MHB Inequality Challenge: Prove $x^2+y^2+z^2\le xyz+2$ [0,1]

[anemone]

Prove that $x^2 + y^2+ z^2\le xyz + 2$ where the reals $x,\,y,\, z\in [0,1]$.

 

[kaliprasad]

Prove that $x^2 + y^2+ z^2\le xyz + 2$ where the reals $x,\,y,\, z\in [0,1]$.

Spoiler

we have $x^2+y^2+z^2-xyz = x(x-yz) + y^2 + z^2$
keeping y and z fixed this increases when x increased
similarly keeping x and z fixed this increases when y increases and keeping x and y fixed this increases when z increases.
so this increases when x,y,z increase and maximum value is when x =y=z = 1( that is the range)
so $x^2+y^2+z^2 - xyz <= 1 +1 + 1 -1$
or $x^2+y^2+z^2 - xyz <= 2$
or $x^2+y^2+z^2 <= 2+xyz$

 

[anemone]

Spoiler

we have $x^2+y^2+z^2-xyz = x(x-yz) + y^2 + z^2$
keeping y and z fixed this increases when x increased
similarly keeping x and z fixed this increases when y increases and keeping x and y fixed this increases when z increases.
so this increases when x,y,z increase and maximum value is when x =y=z = 1( that is the range)
so $x^2+y^2+z^2 - xyz <= 1 +1 + 1 -1$
or $x^2+y^2+z^2 - xyz <= 2$
or $x^2+y^2+z^2 <= 2+xyz$

Good job kaliprasad!

My solution:

Spoiler

For all $x,\,y,\, z\in [0,1]$, we know $x^2 + y^2+ z^2\le x+y+z$ and if we can prove $x+y+z\le xyz + 2$, we're done.
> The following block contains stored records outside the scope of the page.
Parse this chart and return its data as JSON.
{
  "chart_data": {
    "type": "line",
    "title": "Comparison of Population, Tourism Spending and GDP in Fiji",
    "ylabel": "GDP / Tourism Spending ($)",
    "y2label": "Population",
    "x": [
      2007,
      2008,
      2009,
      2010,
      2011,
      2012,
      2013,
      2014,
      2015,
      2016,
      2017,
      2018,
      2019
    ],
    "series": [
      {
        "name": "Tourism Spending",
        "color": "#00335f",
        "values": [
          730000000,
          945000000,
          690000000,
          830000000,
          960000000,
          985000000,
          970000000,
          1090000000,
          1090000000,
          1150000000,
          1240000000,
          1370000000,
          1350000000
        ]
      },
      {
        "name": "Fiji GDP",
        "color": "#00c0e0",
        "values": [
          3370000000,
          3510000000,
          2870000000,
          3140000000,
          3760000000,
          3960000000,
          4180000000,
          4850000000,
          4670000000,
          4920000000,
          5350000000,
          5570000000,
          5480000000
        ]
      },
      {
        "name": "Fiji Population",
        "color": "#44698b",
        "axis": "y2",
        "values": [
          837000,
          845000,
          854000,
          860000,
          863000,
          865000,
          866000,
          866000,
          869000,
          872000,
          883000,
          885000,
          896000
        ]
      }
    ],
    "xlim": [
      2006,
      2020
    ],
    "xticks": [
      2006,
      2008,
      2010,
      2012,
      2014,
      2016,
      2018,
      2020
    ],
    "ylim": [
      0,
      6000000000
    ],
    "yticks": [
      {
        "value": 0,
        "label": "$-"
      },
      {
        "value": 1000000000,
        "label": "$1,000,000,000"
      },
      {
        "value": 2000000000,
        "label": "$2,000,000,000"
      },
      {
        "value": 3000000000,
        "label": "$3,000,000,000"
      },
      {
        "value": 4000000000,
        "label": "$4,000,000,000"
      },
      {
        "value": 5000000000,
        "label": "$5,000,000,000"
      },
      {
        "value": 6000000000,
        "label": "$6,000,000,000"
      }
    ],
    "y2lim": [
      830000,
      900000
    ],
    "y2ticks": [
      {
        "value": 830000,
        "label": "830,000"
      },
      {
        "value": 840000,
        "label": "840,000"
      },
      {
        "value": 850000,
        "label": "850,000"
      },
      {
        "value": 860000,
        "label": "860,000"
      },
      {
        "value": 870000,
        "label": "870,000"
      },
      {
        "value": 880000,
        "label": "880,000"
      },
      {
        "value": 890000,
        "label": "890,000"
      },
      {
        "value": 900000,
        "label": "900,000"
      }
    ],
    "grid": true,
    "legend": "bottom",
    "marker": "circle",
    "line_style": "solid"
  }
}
Note that from the conditions $x≤1$ and $y≤1, z≥0$, we can set up the inequality as follows:

$(1-x)(1-y)(z)≥0$, upon expanding we get $xyz≥z(x+y)-z$, adding a 2 on both sides yields $2+xyz≥z(x+y)-z+2$ and it's trivial in proving $z(x+y)-z+2≥x+y+z$ holds for $x,\,y,\, z\in [0,1]$ since $(x+y)(z-1)≥2(z-1)$ is true, so the result follows.